Volume 47, Issue 8- August 2012


Apogee Reports Slight Drop in Net Sales for Architectural Segment

Apogee Enterprises Inc. has reported a 0.3 percent drop in its net sales from continuing operations for its architectural business for the fiscal first quarter, as part of its most recent 10-Q report filed in July. The company reports net sales from continuing operations of approximately $134.9 million, compared with $135.3 million for the same period last year.

In addition, the company reduced its operating loss from continuing operations for the architectural business from last year. For the fiscal first quarter of 2011, the company reported an operating loss of $7 million for the fiscal first quarter within the architectural business, compared with $1.9 million this year—a 73.2 percent decrease. Apogee attributes the improvement to “improved architectural glass pricing and the impact of the volume growth in [its] storefront business, partially offset by lower margin work in the installation business that we anticipated.”

The architectural business’s backlog is also up 13 percent, at $267.3 million for the fiscal first quarter and the fourth quarter of 2011 and company officials are optimistic that this will continue, according to the report. “We expect approximately $188 million of the June 2, 2012, backlog to flow during the remainder of fiscal 2013,” said the company in a written report.

Apogee’s architectural business includes Viracon Inc.; Harmon Inc.; Wausau Window and Wall Systems; Linetec; and Tubelite.

As part of the report, the company noted that though it completed the sale of its large domestic curtainwall business and its exit from international curtainwall operations in several transactions in fiscal years 1998 through 2000, it saw $776,000 in accounts payable and accrued liabilities for the second quarter in these areas, and long-term liabilities of $509,000 during the fiscal first quarter.

“The remaining estimated cash expenditures related to discontinued operations are recorded as liabilities of discontinued operations and cover warranty issues relating to domestic and international construction projects that the company expects will be resolved over the next five years,” writes Apogee.
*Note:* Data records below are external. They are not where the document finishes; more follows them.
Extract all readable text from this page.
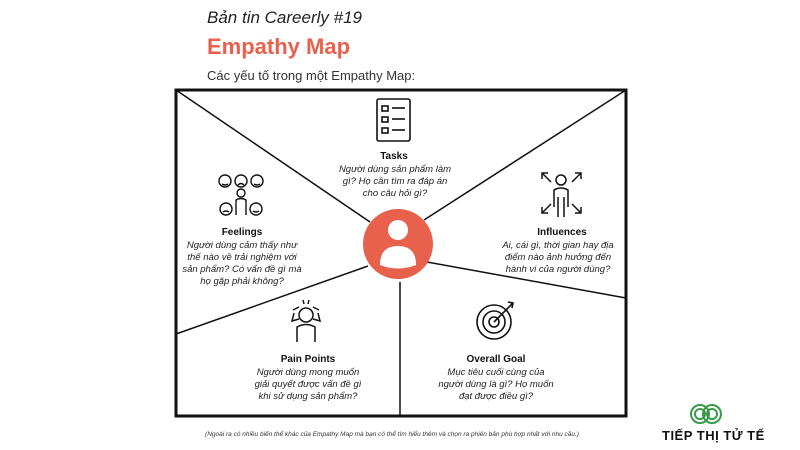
Bản tin Careerly #19
Empathy Map
Các yếu tố trong một Empathy Map:
Tasks
Người dùng sản phẩm làm
gì? Họ cần tìm ra đáp án
cho câu hỏi gì?
Feelings
Người dùng cảm thấy như
thế nào về trải nghiệm với
sản phẩm? Có vấn đề gì mà
họ gặp phải không?
Influences
Ai, cái gì, thời gian hay địa
điểm nào ảnh hưởng đến
hành vi của người dùng?
Pain Points
Người dùng mong muốn
giải quyết được vấn đề gì
khi sử dụng sản phẩm?
Overall Goal
Mục tiêu cuối cùng của
người dùng là gì? Họ muốn
đạt được điều gì?
(Ngoài ra có nhiều biến thể khác của Empathy Map mà bạn có thể tìm hiểu thêm và chọn ra phiên bản phù hợp nhất với nhu cầu.)	TIẾP THỊ TỬ TẾ
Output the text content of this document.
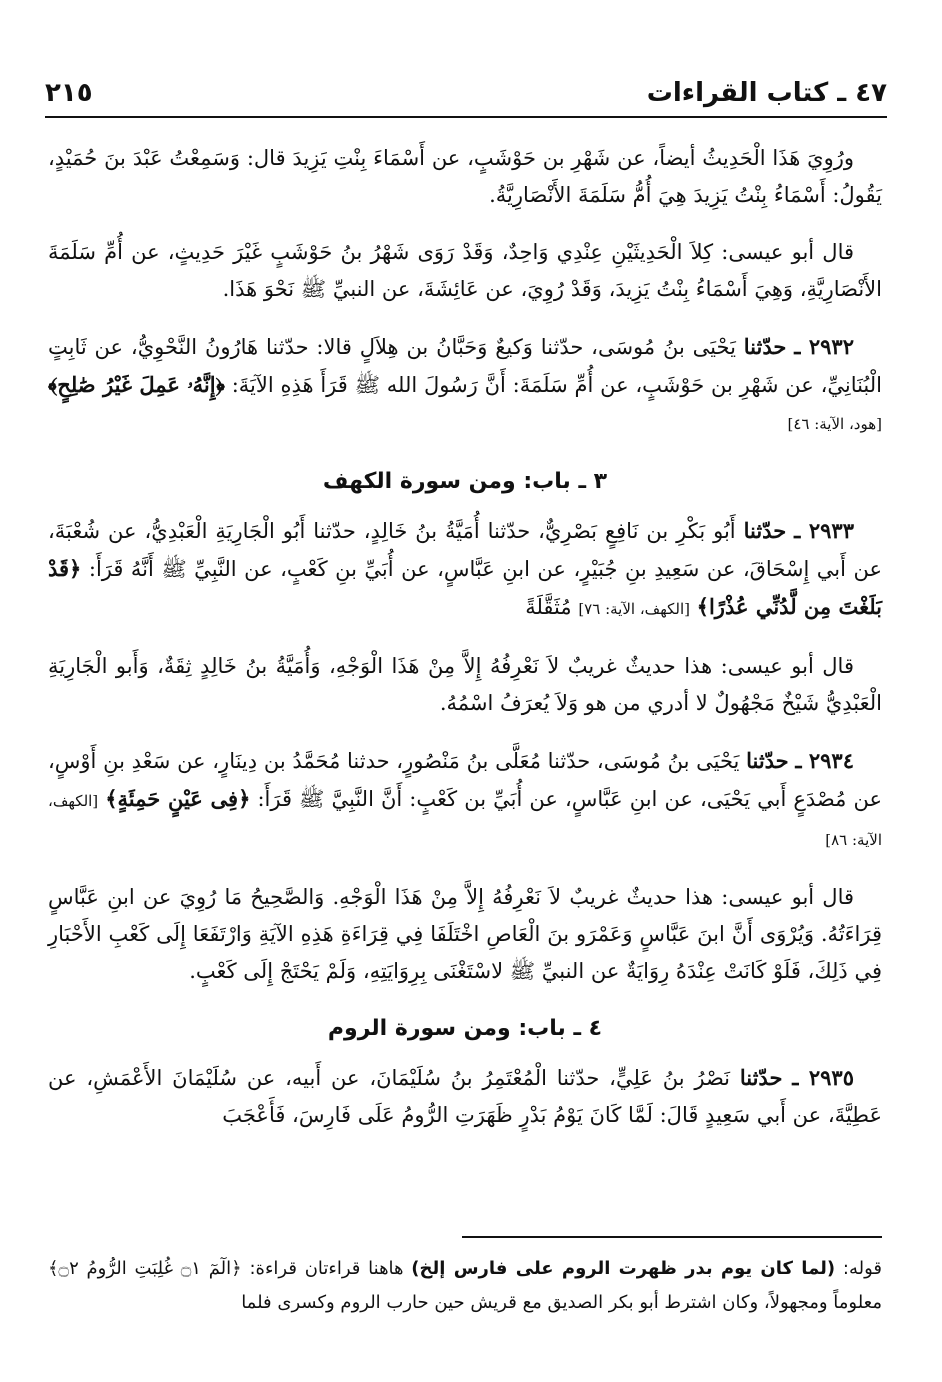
٤٧ ـ كتاب القراءات
٢١٥

ورُوِيَ هَذَا الْحَدِيثُ أيضاً، عن شَهْرِ بن حَوْشَبٍ، عن أَسْمَاءَ بِنْتِ يَزِيدَ قال: وَسَمِعْتُ عَبْدَ بنَ حُمَيْدٍ، يَقُولُ: أَسْمَاءُ بِنْتُ يَزِيدَ هِيَ أُمُّ سَلَمَةَ الأَنْصَارِيَّةُ.

قال أبو عيسى: كِلاَ الْحَدِيثَيْنِ عِنْدِي وَاحِدٌ، وَقَدْ رَوَى شَهْرُ بنُ حَوْشَبٍ غَيْرَ حَدِيثٍ، عن أُمِّ سَلَمَةَ الأَنْصَارِيَّةِ، وَهِيَ أَسْمَاءُ بِنْتُ يَزِيدَ، وَقَدْ رُوِيَ، عن عَائِشَةَ، عن النبيِّ ﷺ نَحْوَ هَذَا.

٢٩٣٢ ـ حدّثنا يَحْيَى بنُ مُوسَى، حدّثنا وَكيعٌ وَحَبَّانُ بن هِلاَلٍ قالا: حدّثنا هَارُونُ النَّحْوِيُّ، عن ثَابِتٍ الْبُنَانِيِّ، عن شَهْرِ بن حَوْشَبٍ، عن أُمِّ سَلَمَةَ: أَنَّ رَسُولَ الله ﷺ قَرَأَ هَذِهِ الآيَةَ: ﴿إِنَّهُۥ عَمِلَ غَيْرُ صَٰلِحٍ﴾ [هود، الآية: ٤٦]

٣ ـ باب: ومن سورة الكهف

٢٩٣٣ ـ حدّثنا أَبُو بَكْرِ بن نَافِعٍ بَصْرِيٌّ، حدّثنا أُمَيَّةُ بنُ خَالِدٍ، حدّثنا أَبُو الْجَارِيَةِ الْعَبْدِيُّ، عن شُعْبَةَ، عن أَبي إِسْحَاقَ، عن سَعِيدِ بنِ جُبَيْرٍ، عن ابنِ عَبَّاسٍ، عن أُبَيِّ بنِ كَعْبٍ، عن النَّبِيِّ ﷺ أَنَّهُ قَرَأَ: ﴿قَدْ بَلَغْتَ مِن لَّدُنِّي عُذْرًا﴾ [الكهف، الآية: ٧٦] مُثَقَّلَةً

قال أبو عيسى: هذا حديثٌ غريبٌ لاَ نَعْرِفُهُ إِلاَّ مِنْ هَذَا الْوَجْهِ، وَأُمَيَّةُ بنُ خَالِدٍ ثِقَةٌ، وَأَبو الْجَارِيَةِ الْعَبْدِيُّ شَيْخٌ مَجْهُولٌ لا أدري من هو وَلاَ يُعرَفُ اسْمُهُ.

٢٩٣٤ ـ حدّثنا يَحْيَى بنُ مُوسَى، حدّثنا مُعَلَّى بنُ مَنْصُورٍ، حدثنا مُحَمَّدُ بن دِينَارٍ، عن سَعْدِ بنِ أَوْسٍ، عن مُصْدَعٍ أَبي يَحْيَى، عن ابنِ عَبَّاسٍ، عن أُبَيِّ بن كَعْبٍ: أَنَّ النَّبِيَّ ﷺ قَرَأَ: ﴿فِى عَيْنٍ حَمِئَةٍ﴾ [الكهف، الآية: ٨٦]

قال أبو عيسى: هذا حديثٌ غريبٌ لاَ نَعْرِفُهُ إِلاَّ مِنْ هَذَا الْوَجْهِ. وَالصَّحِيحُ مَا رُوِيَ عن ابنِ عَبَّاسٍ قِرَاءَتُهُ. وَيُرْوَى أَنَّ ابنَ عَبَّاسٍ وَعَمْرَو بنَ الْعَاصِ اخْتَلَفَا فِي قِرَاءَةِ هَذِهِ الآيَةِ وَارْتَفَعَا إِلَى كَعْبِ الأَحْبَارِ فِي ذَلِكَ، فَلَوْ كَانَتْ عِنْدَهُ رِوَايَةٌ عن النبيِّ ﷺ لاسْتَغْنَى بِرِوَايَتِهِ، وَلَمْ يَحْتَجْ إِلَى كَعْبٍ.

٤ ـ باب: ومن سورة الروم

٢٩٣٥ ـ حدّثنا نَصْرُ بنُ عَلِيٍّ، حدّثنا الْمُعْتَمِرُ بنُ سُلَيْمَانَ، عن أَبيه، عن سُلَيْمَانَ الأَعْمَشِ، عن عَطِيَّةَ، عن أَبي سَعِيدٍ قَالَ: لَمَّا كَانَ يَوْمُ بَدْرٍ ظَهَرَتِ الرُّومُ عَلَى فَارِسَ، فَأَعْجَبَ

قوله: (لما كان يوم بدر ظهرت الروم على فارس إلخ) هاهنا قراءتان قراءة: ﴿الٓمٓ ۝١ غُلِبَتِ الرُّومُ ۝٢﴾ معلوماً ومجهولاً، وكان اشترط أبو بكر الصديق مع قريش حين حارب الروم وكسرى فلما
“These were both mega-project installation businesses and we haven’t done projects of that magnitude since we discontinued those businesses,” adds Apogee director of investment relations Mary Ann Jackson. “Our Harmon business does mid-size installation projects in the U.S. only, not internationally. Nothing has changed since we discontinued these businesses more than 10 years ago.”

Overall, the company’s net sales are up for the fiscal first quarter of 2012—listed at $154.1 million, compared with $153.3 million last year, an increase of 0.5 percent.

PPG Reports Increased Volume, Price Compression
Pittsburgh-based PPG Industries has reported that its glass segment sales for the second quarter totaled $273 million, down $1 million for the same period in 2011.

The company reports that “higher flat glass volumes were offset by lower pricing and the negative impact of foreign currency translation.”

Glass segment earnings totaled $23 million, a decrease of $6 million from the prior-year quarter as a result of lower pricing, according to the company’s most recent financial report.

PPG reported net sales of $4 billion for the second quarter for the company and net income of $362 million—a record quarter, according to the company’s report.

“Overall, our sales in local currencies grew in the quarter, led by continued strong organic growth in North America,” says PPG chair and CEO Charles Bunch. “Business in emerging regions also expanded, but results were mixed by end-use market. Organic growth in North America and emerging regions was comparable to first-quarter performance; however, these gains were partly offset by a further, fairly broad step-down in European demand. These regional variations were evident in nearly all our global businesses, which resulted in an overall flattening of our worldwide volume growth rate.”